With the official end of summer behind us, there are only a few short weeks left until the end of the year. Let’s also not forget there are also several holidays coming up. So, the action you take now will have significant impact on your 4th quarter sales, and possibility the start of 2016. If you are a certified MWBE in New York, here are my top five tips for ensuring a strong 4th quarter.
1.Reflect on the past three quarters: take a look at performance for the last three quarters, how are you marketing your MWBE certification? Where are you getting the best results? What are the results of recently submitted bids and proposals? What is working well, and what is not? Are there areas that you can improve on? What is your follow-up like? Where are areas that you are leaving money on the table? Taking this type of inventory will produce immediate results, providing you with the insight to create a strong focus for 4th quarter. Bottom line is that you need to focus on activities that will produce the best results.
2. Identify Agencies with Discretionary Spending Authority: NYS agencies can spend up to $200,000 with certified small, minority, women and veteran owned businesses. These opportunities are posted in the NYS Contract reporter, and on New York State’s website where forecasts of discretionary purchases are published every quarter. There are opportunities published right now for commodities and services in almost every industry that will close this quarter. I would also suggest looking at NYC Agencies for micro/small purchases – this information can be found by visiting individual NYC agency websites and contacting procurement officials.
3. Cultivate Relationships Government Buyers & Prime Contractors: create a plan to make personal connections with people who can influence your bottom line. This is really about strategic networking, identifying the right people and finding ways that you can bring value to the relationship. The next big opportunity to connect with government buyers and prime contractors from NYC, NYS will be athe the NYS MWBE Forum on October 1 and 2nd. http://www.nysmwbeforum.org/meet-government.html. If you are a certified MWBE – you should be there, and you should be thinking about who you need to connect with, when and how.

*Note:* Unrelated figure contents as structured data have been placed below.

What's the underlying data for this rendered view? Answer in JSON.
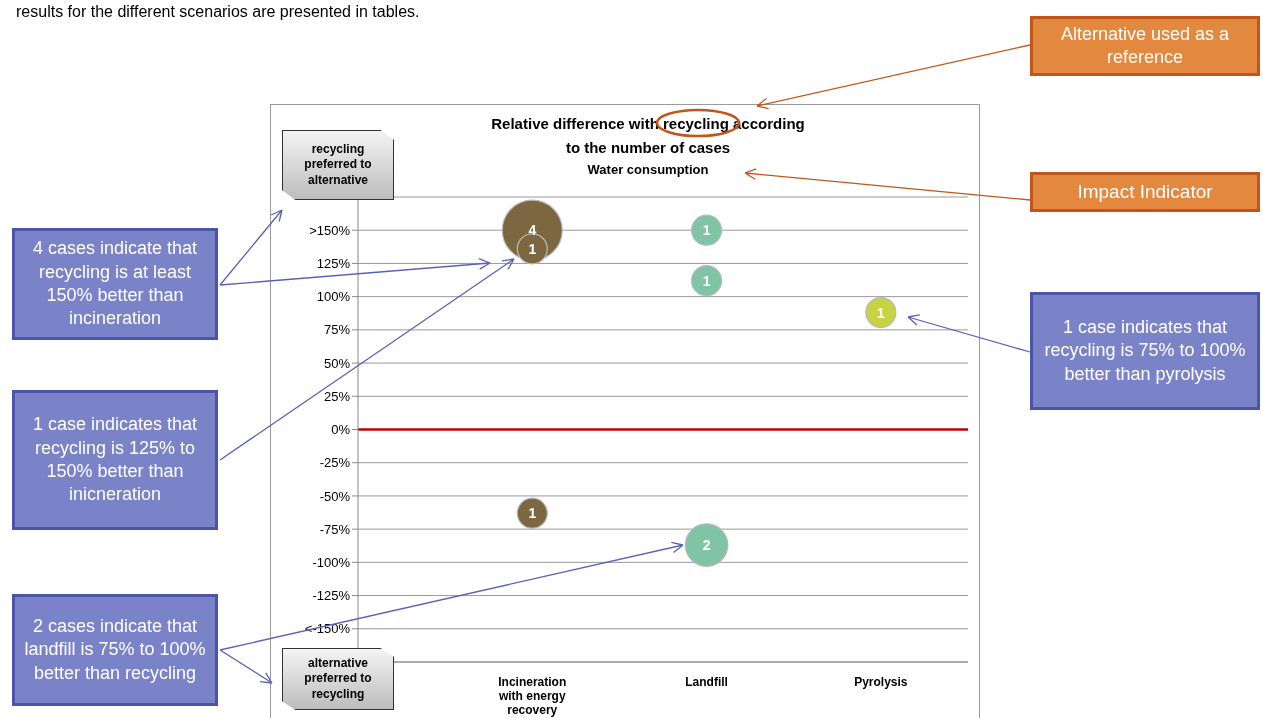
{
  "chart_data": {
    "type": "bubble",
    "title": "Relative difference with recycling according to the number of cases",
    "subtitle": "Water consumption",
    "categories": [
      "Incineration with energy recovery",
      "Landfill",
      "Pyrolysis"
    ],
    "series": [
      {
        "color": "#7d6741",
        "x": [
          "Incineration with energy recovery",
          "Incineration with energy recovery",
          "Incineration with energy recovery"
        ],
        "values": [
          150,
          136,
          -63
        ],
        "sizes": [
          1,
          0.25,
          0.25
        ]
      },
      {
        "color": "#80c4a6",
        "x": [
          "Landfill",
          "Landfill",
          "Landfill"
        ],
        "values": [
          150,
          112,
          -87
        ],
        "sizes": [
          0.25,
          0.25,
          0.5
        ]
      },
      {
        "color": "#c6d443",
        "x": [
          "Pyrolysis"
        ],
        "values": [
          88
        ],
        "sizes": [
          0.25
        ]
      }
    ],
    "ylim": [
      -175,
      175
    ],
    "yticks": [
      {
        "value": -150,
        "label": "<-150%"
      },
      {
        "value": -125,
        "label": "-125%"
      },
      {
        "value": -100,
        "label": "-100%"
      },
      {
        "value": -75,
        "label": "-75%"
      },
      {
        "value": -50,
        "label": "-50%"
      },
      {
        "value": -25,
        "label": "-25%"
      },
      {
        "value": 0,
        "label": "0%"
      },
      {
        "value": 25,
        "label": "25%"
      },
      {
        "value": 50,
        "label": "50%"
      },
      {
        "value": 75,
        "label": "75%"
      },
      {
        "value": 100,
        "label": "100%"
      },
      {
        "value": 125,
        "label": "125%"
      },
      {
        "value": 150,
        "label": ">150%"
      }
    ],
    "grid": "y",
    "ref_lines": [
      {
        "axis": "y",
        "value": 0,
        "color": "#c00000"
      }
    ],
    "annotations": [
      "results for the different scenarios are presented in tables.",
      "Alternative used as a reference",
      "Impact Indicator",
      "recycling preferred to alternative",
      "alternative preferred to recycling",
      "4 cases indicate that recycling is at least 150% better than incineration",
      "1 case indicates that recycling is 125% to 150% better than inicneration",
      "2 cases indicate that landfill is 75% to 100% better than recycling",
      "1 case indicates that recycling is 75% to 100% better than pyrolysis",
      {
        "text": "4",
        "x": "Incineration with energy recovery",
        "y": 150
      },
      {
        "text": "1",
        "x": "Incineration with energy recovery",
        "y": 136
      },
      {
        "text": "1",
        "x": "Incineration with energy recovery",
        "y": -63
      },
      {
        "text": "1",
        "x": "Landfill",
        "y": 150
      },
      {
        "text": "1",
        "x": "Landfill",
        "y": 112
      },
      {
        "text": "2",
        "x": "Landfill",
        "y": -87
      },
      {
        "text": "1",
        "x": "Pyrolysis",
        "y": 88
      }
    ]
  }
}
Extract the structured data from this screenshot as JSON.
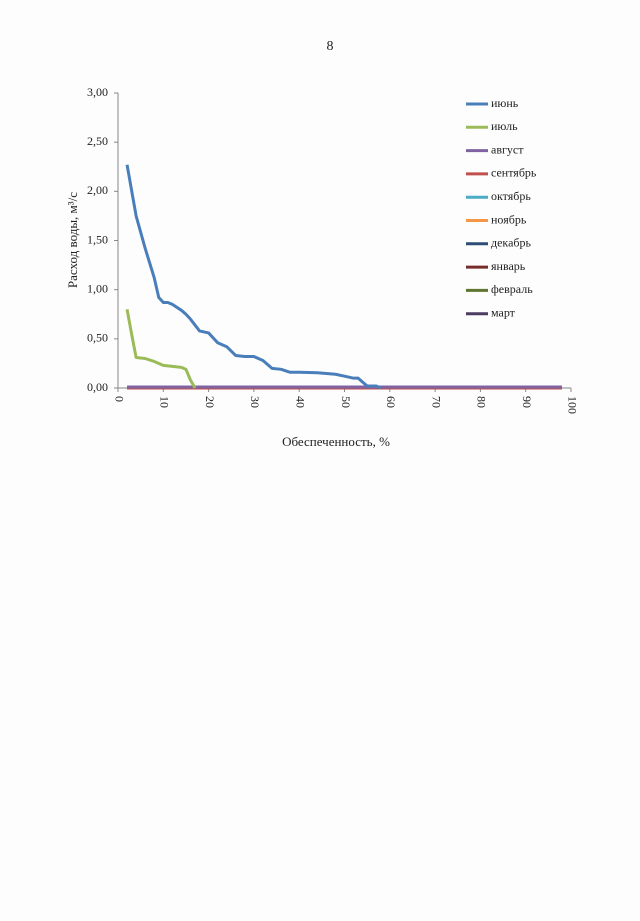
{
  "page_number": "8",
  "chart_data": {
    "type": "line",
    "y_label": "Расход воды, м³/с",
    "x_label": "Обеспеченность, %",
    "xlim": [
      0,
      100
    ],
    "xticks": [
      0,
      10,
      20,
      30,
      40,
      50,
      60,
      70,
      80,
      90,
      100
    ],
    "ylim": [
      0,
      3
    ],
    "yticks": [
      {
        "value": 0,
        "label": "0,00"
      },
      {
        "value": 0.5,
        "label": "0,50"
      },
      {
        "value": 1,
        "label": "1,00"
      },
      {
        "value": 1.5,
        "label": "1,50"
      },
      {
        "value": 2,
        "label": "2,00"
      },
      {
        "value": 2.5,
        "label": "2,50"
      },
      {
        "value": 3,
        "label": "3,00"
      }
    ],
    "legend": "right",
    "series": [
      {
        "name": "июнь",
        "color": "#4a7ebb",
        "x": [
          2,
          4,
          6,
          8,
          9,
          10,
          11,
          12,
          14,
          15,
          16,
          18,
          19,
          20,
          22,
          24,
          26,
          28,
          30,
          32,
          34,
          36,
          38,
          40,
          44,
          48,
          50,
          52,
          53,
          55,
          57,
          58
        ],
        "values": [
          2.27,
          1.75,
          1.42,
          1.12,
          0.92,
          0.87,
          0.87,
          0.85,
          0.79,
          0.75,
          0.7,
          0.58,
          0.57,
          0.56,
          0.46,
          0.42,
          0.33,
          0.32,
          0.32,
          0.28,
          0.2,
          0.19,
          0.16,
          0.16,
          0.155,
          0.14,
          0.12,
          0.1,
          0.1,
          0.02,
          0.02,
          0
        ]
      },
      {
        "name": "июль",
        "color": "#9bbb59",
        "x": [
          2,
          3,
          4,
          6,
          8,
          10,
          12,
          14,
          15,
          16,
          17
        ],
        "values": [
          0.8,
          0.55,
          0.31,
          0.3,
          0.27,
          0.23,
          0.22,
          0.21,
          0.19,
          0.08,
          0
        ]
      },
      {
        "name": "август",
        "color": "#8064a2",
        "x": [
          2,
          98
        ],
        "values": [
          0.01,
          0.01
        ]
      },
      {
        "name": "сентябрь",
        "color": "#c0504d",
        "x": [
          2,
          98
        ],
        "values": [
          0,
          0
        ]
      },
      {
        "name": "октябрь",
        "color": "#4bacc6",
        "x": [
          2,
          98
        ],
        "values": [
          0,
          0
        ]
      },
      {
        "name": "ноябрь",
        "color": "#f79646",
        "x": [
          2,
          98
        ],
        "values": [
          0,
          0
        ]
      },
      {
        "name": "декабрь",
        "color": "#2c4d75",
        "x": [
          2,
          98
        ],
        "values": [
          0,
          0
        ]
      },
      {
        "name": "январь",
        "color": "#772c2a",
        "x": [
          2,
          98
        ],
        "values": [
          0,
          0
        ]
      },
      {
        "name": "февраль",
        "color": "#5f7530",
        "x": [
          2,
          98
        ],
        "values": [
          0,
          0
        ]
      },
      {
        "name": "март",
        "color": "#4d3b62",
        "x": [
          2,
          98
        ],
        "values": [
          0,
          0
        ]
      }
    ]
  }
}
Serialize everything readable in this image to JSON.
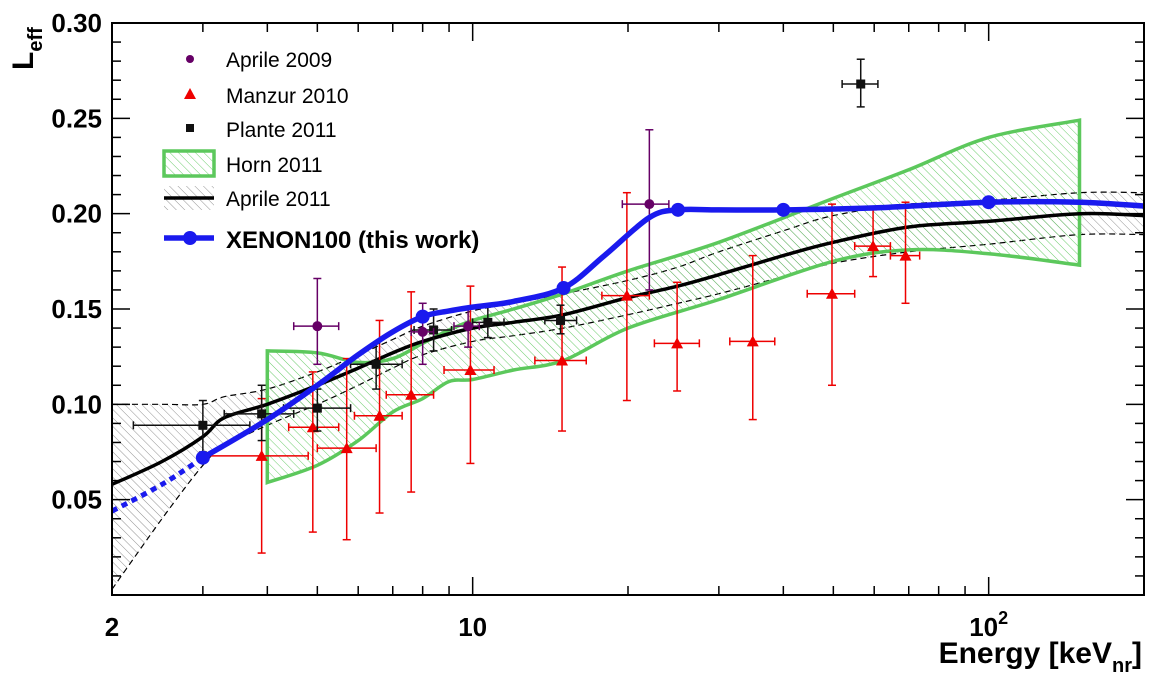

Forget about running around handing out capability statements – let’s focus on effective networking and adding value.
4. Consistent & Effective Communication with Your Target Audience: it’s important to consider what it the best way that you can add value and stay in touch with your target audience. A strategy that has worked very well for our clients is the use of well-designed email marketing templates with links to our client’s website, capability statement, case studies, examples of on the job performance, and certifications followed by a combination of direct mail, social media and telemarketing campaigns. The key to success is knowing your target audience, and consistently creating content that has meaning for them.
5. Follow-Up: it’s amazing how much time people spend on marketing, networking and bidding but yet they have no systems in place for follow-up. This is not a judgement by the way; it’s the reality for many small business owners (including myself at one time). You can dramatically increase your bottom line by implementing a system for following up. For many of our MWBE clients, we’ve implemented “Marketing Mondays”, it’s a full day or half day of nothing but follow-up, making calls, sending emails, checking in with prospects and influencers, and following up on bids and proposals. Last week alone, this exercise resulting in closing six new deals worth several hundred thousand dollars. This would not have happened without Marketing Mondays.
Last, but not least, if you intend to implement the suggestions above, it’s really important to create a goal and tie results to it. For example, today you could identify sales goal that you want to reach in December of 2015, and then tie specific activities and action to the goal. Empower your team by sharing the goal, delegating responsibilities and creating an environment of accountability.